Synchronize the configuration to the gateway:
adc sync -f adc.yaml
- Gateway API
- APISIX CRD
apiVersion: apisix.apache.org/v1alpha1
kind: GatewayProxy
metadata:
namespace: aic
name: apisix-config
spec:
provider:
type: ControlPlane
controlPlane:
# ...
# your control plane connection configuration
pluginMetadata:
splunk-hec-logging:
log_format:
host: "$host"
"@timestamp": "$time_iso8601"
route_id: "$route_id"
client_ip: "$remote_addr"
env: "$http_env"
resp_content_type: "$sent_http_Content_Type"

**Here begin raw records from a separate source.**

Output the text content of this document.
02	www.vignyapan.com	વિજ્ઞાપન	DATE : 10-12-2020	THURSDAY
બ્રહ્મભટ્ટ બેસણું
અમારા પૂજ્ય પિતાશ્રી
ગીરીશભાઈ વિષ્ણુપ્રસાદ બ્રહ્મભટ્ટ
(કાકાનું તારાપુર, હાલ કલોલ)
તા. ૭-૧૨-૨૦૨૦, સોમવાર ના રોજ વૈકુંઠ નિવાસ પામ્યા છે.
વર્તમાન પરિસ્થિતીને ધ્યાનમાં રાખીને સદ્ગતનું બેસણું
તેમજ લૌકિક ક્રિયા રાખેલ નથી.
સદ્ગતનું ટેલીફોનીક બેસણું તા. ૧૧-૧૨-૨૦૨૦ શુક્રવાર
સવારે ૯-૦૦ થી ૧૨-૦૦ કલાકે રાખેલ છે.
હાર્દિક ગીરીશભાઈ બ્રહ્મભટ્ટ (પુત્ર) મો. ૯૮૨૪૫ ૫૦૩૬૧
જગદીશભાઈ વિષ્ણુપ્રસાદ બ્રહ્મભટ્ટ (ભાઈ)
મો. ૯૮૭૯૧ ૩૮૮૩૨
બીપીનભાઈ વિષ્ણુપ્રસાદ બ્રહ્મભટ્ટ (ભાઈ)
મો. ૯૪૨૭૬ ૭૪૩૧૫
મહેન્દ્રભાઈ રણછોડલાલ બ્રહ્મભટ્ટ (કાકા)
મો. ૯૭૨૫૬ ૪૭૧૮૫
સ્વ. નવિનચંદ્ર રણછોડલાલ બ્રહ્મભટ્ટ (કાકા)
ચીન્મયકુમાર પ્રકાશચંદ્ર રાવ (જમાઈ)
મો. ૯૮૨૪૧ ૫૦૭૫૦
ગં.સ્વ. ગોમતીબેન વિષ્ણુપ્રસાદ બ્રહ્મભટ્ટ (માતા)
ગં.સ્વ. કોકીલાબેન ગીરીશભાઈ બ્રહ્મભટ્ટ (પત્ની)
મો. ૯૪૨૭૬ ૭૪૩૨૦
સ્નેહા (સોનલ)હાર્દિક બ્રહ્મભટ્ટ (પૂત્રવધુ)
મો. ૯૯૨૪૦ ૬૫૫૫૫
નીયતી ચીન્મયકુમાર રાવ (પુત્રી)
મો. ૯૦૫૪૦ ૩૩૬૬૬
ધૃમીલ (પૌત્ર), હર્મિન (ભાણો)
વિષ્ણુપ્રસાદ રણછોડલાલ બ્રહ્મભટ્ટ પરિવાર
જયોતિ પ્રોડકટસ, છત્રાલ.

apiVersion: apisix.apache.org/v1alpha1
kind: GatewayProxy
metadata:
namespace: aic
name: apisix-config
spec:
provider:
type: ControlPlane
controlPlane:
# ...
# your control plane connection configuration
pluginMetadata:
splunk-hec-logging:
log_format:
host: "$host"
"@timestamp": "$time_iso8601"
route_id: "$route_id"
client_ip: "$remote_addr"
env: "$http_env"
resp_content_type: "$sent_http_Content_Type"
Apply the configuration:
kubectl apply -f gatewayproxy.yaml
❶ log the custom request header env.
❷ log the response header Content-Type.
Send a request to the route with the env header:
curl -i "http://127.0.0.1:9080/anything" -H "env: dev"
Navigate to Splunk Web and select Search & Reporting in the left menu. In the search box, enter source="apache-apisix-splunk-hec-logging" and search for events.